MUNICH -- Volkswagen is suspending more employees as it investigates how software programmed to cheat emissions tests was installed in up to 11 million vehicles, reports said.
In addition to finding how who was responsible for the "cheat" software, VW is also focusing on executives who knew about the deception and failed to take action, the New York Times reported.
The failure of people inside the automaker to sound warnings about illegal engine software has emerged as a crucial element of the scandal, the paper said.
The Wall Street Journal reported that VW has suspended a larger number of engineers than previously acknowledged following a recommendation from U.S. law firm Jones Day, which VW commissioned to conduct an internal investigation.
VW's head of powertrain electronics, Hanno Jelden, is the latest executive among several top engineers suspended as part of the investigation, Reuters reported on Sunday, citing two people close to the matter.
German weekly Bild am Sonntag said Jelden was under investigation by German prosecutors on suspicion of fraud. Jelden is a 22-year VW veteran with expertise in engine and transmission electronics as well as hardware and software control systems, it said. He is suspected of reprogramming software to fool pollution tests in 2007 when the diesel engine at the heart of the emissions scandal was under development, Bild said in its report.
However, the Wall Street Journal said Jelden had worked previously in exhaust treatment and was not involved in software applications. Jelden was suspended as part of the wide net cast in the wake of the investigation, a source familiar with the matter told the paper.
Volkswagen declined to comment on the matter, and Jelden did not respond to emails seeking comment.
Jones Day has urged the suspension of anyone who could have been involved in the emissions cheating from high-level decision makers to ordinary engineers to prevent possible perpetrators from tampering with the investigation, the Journal said.
Many of the employees who have been suspended are likely to be found innocent of any wrongdoing and return to their jobs, a source told the paper.
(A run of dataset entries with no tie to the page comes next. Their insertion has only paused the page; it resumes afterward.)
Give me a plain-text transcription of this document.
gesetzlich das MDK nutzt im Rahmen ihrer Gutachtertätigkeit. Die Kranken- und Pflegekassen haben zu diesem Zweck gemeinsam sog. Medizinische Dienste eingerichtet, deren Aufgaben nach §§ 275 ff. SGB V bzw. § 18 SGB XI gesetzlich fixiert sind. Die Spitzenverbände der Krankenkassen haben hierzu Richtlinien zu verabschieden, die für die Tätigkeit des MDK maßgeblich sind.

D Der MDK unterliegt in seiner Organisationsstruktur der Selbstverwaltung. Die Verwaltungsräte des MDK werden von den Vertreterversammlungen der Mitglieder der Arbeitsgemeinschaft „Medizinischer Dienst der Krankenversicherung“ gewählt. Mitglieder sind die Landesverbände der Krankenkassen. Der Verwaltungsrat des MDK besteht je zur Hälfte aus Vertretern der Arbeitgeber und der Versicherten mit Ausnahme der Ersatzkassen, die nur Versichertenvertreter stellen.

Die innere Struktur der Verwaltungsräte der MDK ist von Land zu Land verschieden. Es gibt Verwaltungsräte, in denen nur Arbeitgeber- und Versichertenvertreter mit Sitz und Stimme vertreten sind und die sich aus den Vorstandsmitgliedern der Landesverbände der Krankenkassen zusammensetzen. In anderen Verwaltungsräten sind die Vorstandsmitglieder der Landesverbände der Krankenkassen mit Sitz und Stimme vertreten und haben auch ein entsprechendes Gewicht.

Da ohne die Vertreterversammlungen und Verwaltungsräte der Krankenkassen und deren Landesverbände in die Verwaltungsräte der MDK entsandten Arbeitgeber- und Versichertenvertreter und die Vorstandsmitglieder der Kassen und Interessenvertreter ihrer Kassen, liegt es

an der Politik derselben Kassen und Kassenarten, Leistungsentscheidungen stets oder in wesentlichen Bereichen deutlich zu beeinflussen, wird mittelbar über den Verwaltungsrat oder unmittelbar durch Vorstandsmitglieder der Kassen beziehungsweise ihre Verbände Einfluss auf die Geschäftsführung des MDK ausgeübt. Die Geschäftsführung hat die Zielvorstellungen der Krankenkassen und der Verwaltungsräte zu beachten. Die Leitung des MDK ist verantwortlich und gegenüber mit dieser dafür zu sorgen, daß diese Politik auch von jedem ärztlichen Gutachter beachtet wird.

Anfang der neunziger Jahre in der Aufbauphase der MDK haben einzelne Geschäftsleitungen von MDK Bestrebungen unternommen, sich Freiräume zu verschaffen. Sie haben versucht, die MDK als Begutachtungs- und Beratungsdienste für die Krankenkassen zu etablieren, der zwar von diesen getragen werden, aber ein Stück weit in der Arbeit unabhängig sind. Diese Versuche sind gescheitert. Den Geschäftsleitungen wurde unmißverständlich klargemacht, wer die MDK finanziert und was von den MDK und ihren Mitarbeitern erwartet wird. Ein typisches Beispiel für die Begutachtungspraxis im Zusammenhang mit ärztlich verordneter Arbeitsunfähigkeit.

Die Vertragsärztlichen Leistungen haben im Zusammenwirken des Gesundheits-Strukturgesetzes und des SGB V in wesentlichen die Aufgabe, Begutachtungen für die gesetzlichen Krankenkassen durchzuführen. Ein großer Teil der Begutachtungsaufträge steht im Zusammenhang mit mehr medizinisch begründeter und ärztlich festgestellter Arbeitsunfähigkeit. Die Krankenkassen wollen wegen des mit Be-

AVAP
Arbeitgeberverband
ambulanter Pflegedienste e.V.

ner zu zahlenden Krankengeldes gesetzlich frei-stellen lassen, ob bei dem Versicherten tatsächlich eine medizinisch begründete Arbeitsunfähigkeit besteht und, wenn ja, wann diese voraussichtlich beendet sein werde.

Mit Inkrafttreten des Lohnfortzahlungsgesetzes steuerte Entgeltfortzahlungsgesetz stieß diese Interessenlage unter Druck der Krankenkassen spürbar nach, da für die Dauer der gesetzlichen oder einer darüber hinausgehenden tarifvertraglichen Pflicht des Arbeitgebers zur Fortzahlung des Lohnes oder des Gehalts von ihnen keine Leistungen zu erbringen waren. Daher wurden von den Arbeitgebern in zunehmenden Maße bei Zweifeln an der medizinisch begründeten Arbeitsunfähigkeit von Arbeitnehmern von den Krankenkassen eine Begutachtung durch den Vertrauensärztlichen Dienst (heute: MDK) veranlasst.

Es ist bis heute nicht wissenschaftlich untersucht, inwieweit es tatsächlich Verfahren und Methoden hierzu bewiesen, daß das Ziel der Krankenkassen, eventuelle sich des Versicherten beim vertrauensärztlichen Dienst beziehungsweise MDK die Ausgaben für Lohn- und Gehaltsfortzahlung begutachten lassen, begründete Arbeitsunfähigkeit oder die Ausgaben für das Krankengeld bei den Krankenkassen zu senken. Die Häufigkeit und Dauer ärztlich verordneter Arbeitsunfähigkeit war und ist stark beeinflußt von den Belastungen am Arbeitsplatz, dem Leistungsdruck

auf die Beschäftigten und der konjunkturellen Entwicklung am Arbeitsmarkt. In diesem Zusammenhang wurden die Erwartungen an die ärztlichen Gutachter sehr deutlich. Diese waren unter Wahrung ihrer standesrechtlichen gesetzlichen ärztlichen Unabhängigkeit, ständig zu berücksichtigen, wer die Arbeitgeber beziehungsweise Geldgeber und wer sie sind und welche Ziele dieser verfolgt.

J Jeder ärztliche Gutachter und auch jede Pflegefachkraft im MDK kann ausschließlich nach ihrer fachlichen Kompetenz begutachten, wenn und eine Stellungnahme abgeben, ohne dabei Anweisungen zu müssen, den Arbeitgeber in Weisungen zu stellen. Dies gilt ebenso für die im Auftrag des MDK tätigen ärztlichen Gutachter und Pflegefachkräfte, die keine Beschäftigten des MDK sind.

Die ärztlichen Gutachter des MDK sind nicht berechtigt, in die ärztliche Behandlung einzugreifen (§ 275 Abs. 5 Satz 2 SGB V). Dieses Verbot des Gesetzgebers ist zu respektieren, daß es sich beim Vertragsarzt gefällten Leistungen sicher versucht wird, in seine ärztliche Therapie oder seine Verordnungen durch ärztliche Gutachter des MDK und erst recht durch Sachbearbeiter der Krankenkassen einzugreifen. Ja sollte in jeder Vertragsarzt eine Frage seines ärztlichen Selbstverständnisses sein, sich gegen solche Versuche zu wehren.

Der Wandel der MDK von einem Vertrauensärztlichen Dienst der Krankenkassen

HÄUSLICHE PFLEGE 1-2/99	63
Former VW CEO Martin Winterkorn has been cleared by internal investigators of knowing about the emissions rigging, Bild said. Winterkorn first learned about the deception a few days before the U.S. Environmental Protection Agency (EPA) went public on Sept. 18, according to the paper.
Winterkorn told investigators that he was made aware there was a "massive" problem with the EPA but he did not know it involved illegal software, Bild said. VW's long-serving CEO resigned last month, saying he was stunned by the scale of the deception and that he was not aware of any wrongdoing on his part.